Methods We analyzed more than 1.5 million PCI procedures in the National Cardiovascular Data Registry (NCDR) CathPCI registry from 2004 through 2010 and estimated 1-year TVR risk with BMS using a validated model. We examined the association between TVR risk and DES use and the cost-effectiveness of lower DES use in low-TVR-risk patients (50% less DES use among patients with <10% TVR risk) compared with existing DES use.
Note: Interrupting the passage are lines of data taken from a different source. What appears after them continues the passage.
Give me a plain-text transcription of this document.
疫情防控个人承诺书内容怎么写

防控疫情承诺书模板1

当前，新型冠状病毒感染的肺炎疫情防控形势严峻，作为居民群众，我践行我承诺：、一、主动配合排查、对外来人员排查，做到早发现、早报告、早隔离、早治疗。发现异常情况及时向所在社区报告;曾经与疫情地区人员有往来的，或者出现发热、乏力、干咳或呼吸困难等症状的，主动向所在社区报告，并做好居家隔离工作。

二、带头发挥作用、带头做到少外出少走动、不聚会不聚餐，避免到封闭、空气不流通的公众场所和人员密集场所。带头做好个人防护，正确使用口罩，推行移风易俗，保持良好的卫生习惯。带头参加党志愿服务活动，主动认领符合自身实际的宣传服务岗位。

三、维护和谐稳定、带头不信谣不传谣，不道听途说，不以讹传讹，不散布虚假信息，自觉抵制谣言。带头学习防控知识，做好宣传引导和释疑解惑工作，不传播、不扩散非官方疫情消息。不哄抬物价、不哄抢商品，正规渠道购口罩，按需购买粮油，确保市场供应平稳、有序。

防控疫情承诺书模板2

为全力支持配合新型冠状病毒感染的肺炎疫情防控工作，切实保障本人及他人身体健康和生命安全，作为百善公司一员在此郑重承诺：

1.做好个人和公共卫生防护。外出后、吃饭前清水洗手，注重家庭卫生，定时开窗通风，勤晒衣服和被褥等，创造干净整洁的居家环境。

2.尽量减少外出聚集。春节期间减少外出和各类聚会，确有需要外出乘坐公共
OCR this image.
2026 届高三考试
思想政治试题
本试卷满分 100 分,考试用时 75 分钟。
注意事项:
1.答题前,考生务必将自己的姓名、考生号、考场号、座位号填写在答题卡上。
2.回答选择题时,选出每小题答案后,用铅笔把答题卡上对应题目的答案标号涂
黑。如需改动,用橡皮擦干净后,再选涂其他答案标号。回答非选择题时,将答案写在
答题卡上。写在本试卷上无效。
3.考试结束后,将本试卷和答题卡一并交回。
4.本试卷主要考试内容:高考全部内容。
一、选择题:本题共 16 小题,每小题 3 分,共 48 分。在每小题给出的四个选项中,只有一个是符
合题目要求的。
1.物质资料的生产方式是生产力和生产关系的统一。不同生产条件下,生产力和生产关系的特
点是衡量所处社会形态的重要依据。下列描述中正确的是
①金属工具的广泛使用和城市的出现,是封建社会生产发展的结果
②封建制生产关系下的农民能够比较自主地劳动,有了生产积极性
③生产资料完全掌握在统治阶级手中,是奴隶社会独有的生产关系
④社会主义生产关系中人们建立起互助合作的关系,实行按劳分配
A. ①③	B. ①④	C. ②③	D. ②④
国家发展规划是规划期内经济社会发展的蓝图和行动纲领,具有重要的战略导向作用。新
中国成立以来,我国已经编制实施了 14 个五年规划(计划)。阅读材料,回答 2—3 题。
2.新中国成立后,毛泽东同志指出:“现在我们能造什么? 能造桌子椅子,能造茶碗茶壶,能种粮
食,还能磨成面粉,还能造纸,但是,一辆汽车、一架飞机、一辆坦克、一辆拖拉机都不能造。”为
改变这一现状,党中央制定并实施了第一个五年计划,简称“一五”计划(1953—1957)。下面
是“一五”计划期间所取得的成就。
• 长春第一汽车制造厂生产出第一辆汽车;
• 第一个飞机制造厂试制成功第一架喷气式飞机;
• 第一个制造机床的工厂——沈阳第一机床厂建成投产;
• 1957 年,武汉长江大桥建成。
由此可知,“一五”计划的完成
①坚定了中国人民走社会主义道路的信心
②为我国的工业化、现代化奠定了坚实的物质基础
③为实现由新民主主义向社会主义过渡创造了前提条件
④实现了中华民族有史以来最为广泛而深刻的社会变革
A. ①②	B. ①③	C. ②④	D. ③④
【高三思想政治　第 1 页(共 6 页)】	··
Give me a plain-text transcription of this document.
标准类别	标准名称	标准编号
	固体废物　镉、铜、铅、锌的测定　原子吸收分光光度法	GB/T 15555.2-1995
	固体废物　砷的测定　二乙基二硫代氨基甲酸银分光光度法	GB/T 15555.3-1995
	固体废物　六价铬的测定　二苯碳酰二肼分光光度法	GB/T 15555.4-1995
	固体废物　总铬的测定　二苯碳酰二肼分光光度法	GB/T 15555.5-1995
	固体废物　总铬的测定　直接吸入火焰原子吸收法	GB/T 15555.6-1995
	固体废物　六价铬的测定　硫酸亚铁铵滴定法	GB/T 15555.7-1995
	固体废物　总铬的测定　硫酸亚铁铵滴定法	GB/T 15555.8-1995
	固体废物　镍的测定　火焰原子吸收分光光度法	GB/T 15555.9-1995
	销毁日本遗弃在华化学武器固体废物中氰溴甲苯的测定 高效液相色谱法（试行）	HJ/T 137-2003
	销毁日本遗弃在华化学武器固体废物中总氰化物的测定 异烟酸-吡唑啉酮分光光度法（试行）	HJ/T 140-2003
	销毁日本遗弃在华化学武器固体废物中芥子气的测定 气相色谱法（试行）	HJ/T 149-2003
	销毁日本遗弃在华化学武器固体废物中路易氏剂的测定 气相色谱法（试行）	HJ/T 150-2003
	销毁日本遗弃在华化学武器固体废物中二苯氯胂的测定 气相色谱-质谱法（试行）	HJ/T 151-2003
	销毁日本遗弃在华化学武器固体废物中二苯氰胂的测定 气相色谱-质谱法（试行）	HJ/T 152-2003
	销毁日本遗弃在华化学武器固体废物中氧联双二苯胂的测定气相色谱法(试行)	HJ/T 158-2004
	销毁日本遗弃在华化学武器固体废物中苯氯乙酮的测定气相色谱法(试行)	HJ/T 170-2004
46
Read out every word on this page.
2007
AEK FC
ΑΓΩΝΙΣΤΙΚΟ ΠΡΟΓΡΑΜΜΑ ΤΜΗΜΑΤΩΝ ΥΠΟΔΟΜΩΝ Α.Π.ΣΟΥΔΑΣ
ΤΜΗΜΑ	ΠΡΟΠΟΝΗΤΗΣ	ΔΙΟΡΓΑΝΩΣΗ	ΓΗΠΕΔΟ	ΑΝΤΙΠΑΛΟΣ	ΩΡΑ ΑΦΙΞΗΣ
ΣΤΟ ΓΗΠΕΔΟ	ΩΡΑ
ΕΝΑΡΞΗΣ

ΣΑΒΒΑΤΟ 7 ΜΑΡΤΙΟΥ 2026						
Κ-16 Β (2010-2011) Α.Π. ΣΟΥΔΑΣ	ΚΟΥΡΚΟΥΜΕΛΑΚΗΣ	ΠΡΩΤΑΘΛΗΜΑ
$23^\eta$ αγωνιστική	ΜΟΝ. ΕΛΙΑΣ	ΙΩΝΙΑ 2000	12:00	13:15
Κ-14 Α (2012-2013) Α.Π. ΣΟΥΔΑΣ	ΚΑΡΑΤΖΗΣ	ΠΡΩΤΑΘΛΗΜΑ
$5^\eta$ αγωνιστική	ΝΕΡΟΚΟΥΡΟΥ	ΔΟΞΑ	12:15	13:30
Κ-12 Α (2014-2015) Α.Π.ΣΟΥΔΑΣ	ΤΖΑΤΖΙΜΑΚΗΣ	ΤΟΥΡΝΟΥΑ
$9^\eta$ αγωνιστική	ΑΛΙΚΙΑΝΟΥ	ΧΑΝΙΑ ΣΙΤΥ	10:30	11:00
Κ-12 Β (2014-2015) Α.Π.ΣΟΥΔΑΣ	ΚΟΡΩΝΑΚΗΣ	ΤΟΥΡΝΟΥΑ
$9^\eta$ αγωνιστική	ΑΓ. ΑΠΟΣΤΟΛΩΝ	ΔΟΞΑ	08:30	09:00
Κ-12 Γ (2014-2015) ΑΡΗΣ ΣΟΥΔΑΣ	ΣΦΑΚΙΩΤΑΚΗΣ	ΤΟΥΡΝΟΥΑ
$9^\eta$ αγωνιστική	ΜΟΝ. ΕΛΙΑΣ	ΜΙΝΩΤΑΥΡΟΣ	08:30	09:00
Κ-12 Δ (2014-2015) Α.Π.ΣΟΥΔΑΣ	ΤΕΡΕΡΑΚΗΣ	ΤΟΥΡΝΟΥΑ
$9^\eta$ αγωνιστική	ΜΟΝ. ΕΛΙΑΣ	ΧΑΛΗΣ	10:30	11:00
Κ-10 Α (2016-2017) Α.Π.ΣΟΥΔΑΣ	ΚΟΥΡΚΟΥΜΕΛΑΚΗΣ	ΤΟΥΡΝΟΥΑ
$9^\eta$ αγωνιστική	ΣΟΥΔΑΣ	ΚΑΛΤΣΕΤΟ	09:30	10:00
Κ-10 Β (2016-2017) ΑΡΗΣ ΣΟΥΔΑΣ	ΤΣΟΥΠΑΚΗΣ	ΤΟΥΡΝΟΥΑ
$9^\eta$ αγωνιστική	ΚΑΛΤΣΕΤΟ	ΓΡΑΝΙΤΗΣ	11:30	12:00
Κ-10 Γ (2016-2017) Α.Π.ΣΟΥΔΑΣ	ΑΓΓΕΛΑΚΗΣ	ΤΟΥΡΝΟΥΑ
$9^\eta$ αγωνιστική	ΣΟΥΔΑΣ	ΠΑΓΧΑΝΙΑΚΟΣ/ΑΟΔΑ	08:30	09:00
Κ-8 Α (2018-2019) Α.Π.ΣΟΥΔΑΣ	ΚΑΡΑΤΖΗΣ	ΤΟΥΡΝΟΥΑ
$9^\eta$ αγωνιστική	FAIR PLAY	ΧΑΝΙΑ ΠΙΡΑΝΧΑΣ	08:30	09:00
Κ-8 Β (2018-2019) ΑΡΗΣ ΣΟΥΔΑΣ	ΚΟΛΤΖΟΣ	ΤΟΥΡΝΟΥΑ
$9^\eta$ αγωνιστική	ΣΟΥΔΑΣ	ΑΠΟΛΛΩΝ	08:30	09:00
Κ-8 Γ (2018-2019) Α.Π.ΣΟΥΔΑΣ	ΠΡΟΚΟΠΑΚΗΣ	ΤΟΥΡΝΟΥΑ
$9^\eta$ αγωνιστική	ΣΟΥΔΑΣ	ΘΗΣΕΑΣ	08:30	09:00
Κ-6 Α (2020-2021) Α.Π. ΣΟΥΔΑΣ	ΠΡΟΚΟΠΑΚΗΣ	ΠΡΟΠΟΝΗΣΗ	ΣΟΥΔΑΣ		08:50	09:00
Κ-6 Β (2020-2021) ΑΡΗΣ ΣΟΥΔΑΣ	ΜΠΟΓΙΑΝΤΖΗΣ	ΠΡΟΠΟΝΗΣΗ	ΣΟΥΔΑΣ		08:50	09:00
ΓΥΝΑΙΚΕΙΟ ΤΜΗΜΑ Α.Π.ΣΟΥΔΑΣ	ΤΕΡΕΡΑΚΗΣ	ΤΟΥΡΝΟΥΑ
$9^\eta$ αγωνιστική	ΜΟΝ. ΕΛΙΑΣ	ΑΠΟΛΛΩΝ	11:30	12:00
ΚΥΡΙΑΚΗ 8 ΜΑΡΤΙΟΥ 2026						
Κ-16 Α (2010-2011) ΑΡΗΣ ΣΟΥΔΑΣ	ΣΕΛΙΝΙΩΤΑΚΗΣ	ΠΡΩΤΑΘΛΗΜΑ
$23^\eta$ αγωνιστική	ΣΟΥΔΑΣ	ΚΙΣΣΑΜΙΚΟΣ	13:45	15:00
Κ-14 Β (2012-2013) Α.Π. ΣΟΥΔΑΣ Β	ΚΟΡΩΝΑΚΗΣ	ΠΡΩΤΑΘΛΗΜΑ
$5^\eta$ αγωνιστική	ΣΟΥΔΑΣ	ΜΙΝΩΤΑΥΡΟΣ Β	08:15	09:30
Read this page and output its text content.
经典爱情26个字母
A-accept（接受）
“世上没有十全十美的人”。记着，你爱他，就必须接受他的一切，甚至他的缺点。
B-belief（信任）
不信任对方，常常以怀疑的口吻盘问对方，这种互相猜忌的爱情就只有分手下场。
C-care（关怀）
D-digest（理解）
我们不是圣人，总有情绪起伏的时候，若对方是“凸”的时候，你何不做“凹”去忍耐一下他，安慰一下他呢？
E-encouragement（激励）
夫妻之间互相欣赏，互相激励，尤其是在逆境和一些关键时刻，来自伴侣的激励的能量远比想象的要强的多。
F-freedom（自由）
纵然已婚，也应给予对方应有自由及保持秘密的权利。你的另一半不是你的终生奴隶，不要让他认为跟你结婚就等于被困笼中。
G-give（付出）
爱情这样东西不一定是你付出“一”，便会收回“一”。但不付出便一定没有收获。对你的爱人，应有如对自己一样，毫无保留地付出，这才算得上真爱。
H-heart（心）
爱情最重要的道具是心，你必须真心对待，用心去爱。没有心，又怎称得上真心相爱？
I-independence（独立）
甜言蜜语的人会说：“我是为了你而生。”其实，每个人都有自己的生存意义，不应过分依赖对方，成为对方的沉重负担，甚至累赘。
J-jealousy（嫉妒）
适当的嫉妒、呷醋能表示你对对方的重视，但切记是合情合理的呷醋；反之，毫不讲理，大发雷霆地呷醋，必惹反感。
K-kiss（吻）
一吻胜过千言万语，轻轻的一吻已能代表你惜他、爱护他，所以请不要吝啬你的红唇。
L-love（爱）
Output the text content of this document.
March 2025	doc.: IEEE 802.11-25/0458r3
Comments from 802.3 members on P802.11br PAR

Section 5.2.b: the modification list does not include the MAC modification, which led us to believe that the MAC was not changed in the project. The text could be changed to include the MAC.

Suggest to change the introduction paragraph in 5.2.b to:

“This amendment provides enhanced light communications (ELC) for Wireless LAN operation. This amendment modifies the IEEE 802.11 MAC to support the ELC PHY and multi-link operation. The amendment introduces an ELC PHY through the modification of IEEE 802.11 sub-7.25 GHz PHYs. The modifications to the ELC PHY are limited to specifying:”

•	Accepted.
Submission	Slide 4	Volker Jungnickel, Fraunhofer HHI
Results There was marked variation in physicians' use of DES (range 2%-100%). Use of DES was high across all predicted TVR risk categories (73.9% in TVR risk <10%; 78.0% in TVR risk 10%-20%; and 83.2% in TVR risk >20%), with a modest relationship between TVR risk and DES use (relative risk, 1.005 per 1% increase in TVR risk [95% CI, 1.005-1.006]). Reducing DES use by 50% in low-TVR-risk patients was projected to lower US health care costs by $205 million per year while increasing the overall TVR event rate by 0.5% (95% CI, 0.49%-0.51%) in absolute terms.

Conclusions Use of DES in the United States varies widely among physicians, with only a modest correlation to patients' risk of restenosis. Less DES use among patients with low risk of restenosis has the potential for significant cost savings for the US health care system while minimally increasing restenosis events.